You don't realize the impact of taking someones freedom until you actually take someone's freedom. All the fantasies I had picturing myself capturing "bad guys" ceased. This was a real human being we had in the back seat, and we were taking him to prison. The man was borderline frail, 150 pounds max. His eyes were sunken into the back of his head, and his hands were pitch black. He kept rubbing his arms as if he was chilly. I could tell Jackie had done this many times because she was asking all the right questions. She brought a sense of calm and assurance to an awkward situation telling him he wasn't going to be in that long and giving advice on how she could still help him.But, I felt like it was going in one ear and out the other. He had excuse after excuse for why he hadn't shown up to court, explanations on why he couldn't contact her. In the end, it didn't matter.

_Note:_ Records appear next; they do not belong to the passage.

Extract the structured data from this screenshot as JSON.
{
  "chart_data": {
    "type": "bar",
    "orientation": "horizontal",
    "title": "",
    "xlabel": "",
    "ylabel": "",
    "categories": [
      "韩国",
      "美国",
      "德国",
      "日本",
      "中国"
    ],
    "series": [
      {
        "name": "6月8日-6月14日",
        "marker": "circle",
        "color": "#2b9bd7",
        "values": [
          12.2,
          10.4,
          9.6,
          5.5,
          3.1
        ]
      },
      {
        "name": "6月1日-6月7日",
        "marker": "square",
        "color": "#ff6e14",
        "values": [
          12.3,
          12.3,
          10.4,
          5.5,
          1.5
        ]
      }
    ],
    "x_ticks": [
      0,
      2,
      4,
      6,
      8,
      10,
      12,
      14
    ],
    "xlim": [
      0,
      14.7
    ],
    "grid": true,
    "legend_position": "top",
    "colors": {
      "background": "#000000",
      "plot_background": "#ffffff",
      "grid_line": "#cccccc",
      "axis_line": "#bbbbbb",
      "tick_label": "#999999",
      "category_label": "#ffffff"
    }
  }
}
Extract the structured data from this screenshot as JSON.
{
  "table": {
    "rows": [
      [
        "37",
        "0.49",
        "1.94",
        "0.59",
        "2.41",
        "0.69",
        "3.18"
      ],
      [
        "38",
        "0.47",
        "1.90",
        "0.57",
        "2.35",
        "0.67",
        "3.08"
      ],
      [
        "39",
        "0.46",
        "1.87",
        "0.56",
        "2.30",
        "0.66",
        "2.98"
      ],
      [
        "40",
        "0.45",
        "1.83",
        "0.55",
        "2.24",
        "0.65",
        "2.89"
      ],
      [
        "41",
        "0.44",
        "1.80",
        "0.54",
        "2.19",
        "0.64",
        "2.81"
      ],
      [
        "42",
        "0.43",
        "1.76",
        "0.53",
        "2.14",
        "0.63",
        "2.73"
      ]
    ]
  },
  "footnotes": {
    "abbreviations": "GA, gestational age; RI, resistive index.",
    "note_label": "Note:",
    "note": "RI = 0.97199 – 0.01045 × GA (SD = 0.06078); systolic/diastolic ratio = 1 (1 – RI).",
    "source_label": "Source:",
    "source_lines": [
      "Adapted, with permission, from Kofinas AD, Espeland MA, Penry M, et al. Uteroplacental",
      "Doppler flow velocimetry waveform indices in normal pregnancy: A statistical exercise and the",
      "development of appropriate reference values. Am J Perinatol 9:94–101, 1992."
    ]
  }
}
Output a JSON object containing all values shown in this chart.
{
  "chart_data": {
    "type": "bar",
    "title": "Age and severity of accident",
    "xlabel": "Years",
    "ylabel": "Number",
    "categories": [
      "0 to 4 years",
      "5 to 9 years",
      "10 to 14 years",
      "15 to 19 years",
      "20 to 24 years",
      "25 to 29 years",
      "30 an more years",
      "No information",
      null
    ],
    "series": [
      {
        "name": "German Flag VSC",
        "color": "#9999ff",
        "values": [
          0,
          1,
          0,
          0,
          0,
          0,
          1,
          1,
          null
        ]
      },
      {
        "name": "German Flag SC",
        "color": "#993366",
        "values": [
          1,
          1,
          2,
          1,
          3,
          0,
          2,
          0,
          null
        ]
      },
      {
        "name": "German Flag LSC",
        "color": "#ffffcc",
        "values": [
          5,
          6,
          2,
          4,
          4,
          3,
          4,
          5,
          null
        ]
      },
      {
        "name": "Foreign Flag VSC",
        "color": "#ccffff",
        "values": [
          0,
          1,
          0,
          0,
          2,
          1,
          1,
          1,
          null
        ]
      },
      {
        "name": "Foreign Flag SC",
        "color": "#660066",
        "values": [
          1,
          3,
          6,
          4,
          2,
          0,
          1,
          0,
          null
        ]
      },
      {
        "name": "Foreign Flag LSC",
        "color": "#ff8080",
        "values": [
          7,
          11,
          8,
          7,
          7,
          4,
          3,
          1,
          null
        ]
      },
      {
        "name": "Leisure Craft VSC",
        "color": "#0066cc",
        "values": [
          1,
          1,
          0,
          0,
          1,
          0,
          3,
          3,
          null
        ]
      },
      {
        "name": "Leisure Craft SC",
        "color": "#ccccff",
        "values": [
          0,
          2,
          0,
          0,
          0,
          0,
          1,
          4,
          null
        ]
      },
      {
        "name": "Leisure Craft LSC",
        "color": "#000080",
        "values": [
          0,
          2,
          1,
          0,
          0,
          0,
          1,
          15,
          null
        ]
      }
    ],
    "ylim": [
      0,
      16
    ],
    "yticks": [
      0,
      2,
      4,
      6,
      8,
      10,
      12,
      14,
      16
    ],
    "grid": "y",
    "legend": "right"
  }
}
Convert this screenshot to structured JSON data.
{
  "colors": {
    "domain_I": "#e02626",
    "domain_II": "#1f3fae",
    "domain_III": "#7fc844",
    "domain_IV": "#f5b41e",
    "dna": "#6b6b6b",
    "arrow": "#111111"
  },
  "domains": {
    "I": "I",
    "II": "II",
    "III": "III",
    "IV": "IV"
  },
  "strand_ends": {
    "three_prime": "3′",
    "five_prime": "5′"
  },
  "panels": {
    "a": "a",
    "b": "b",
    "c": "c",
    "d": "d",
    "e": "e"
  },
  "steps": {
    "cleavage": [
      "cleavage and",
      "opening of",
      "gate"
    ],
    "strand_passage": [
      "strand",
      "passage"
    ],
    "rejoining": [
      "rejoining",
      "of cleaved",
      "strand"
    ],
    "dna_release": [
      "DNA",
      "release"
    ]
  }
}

We arrived at ADA county sheriff, took him in and filled out some paperwork. As we were waiting for the officers to show up so we could release him, I looked over at this man, head hanging into his hands. That was the first time I got the feeling he understood the severity of what was happening to him. For me, I got to leave, go back to the radio station, the green belt, Boise State football games, and hikes up table rock. This man was going behind bars when released; his first thought would probably be to get high again, which may ultimately lead to his return to jail. At that moment, I felt for him.

Being a Bounty Hunter was not what I expected. I truly loved every moment of it. It's very freeing, not a regular 9 to 5 office job. You have to know a lot about people and the streets. You see the underbelly of Boise which maybe more "real" than what we live in the "Boise Bubble". I thought you're out there catching bad guys and making money, but that's not the case. The bail-bondsman is out cash if they don't find their guy. Sometimes it can take days if the find him at all. You do put yourself in danger and don't have the backup or support of the Police.

I have a huge amount of respect for the people who do this job. It's not glamorous, but it needs to be done. And I tip my hat to Jackie and Alisia. You two gave me a new life experience, and I appreciate the time you took to teach and explain the ins and outs of your job!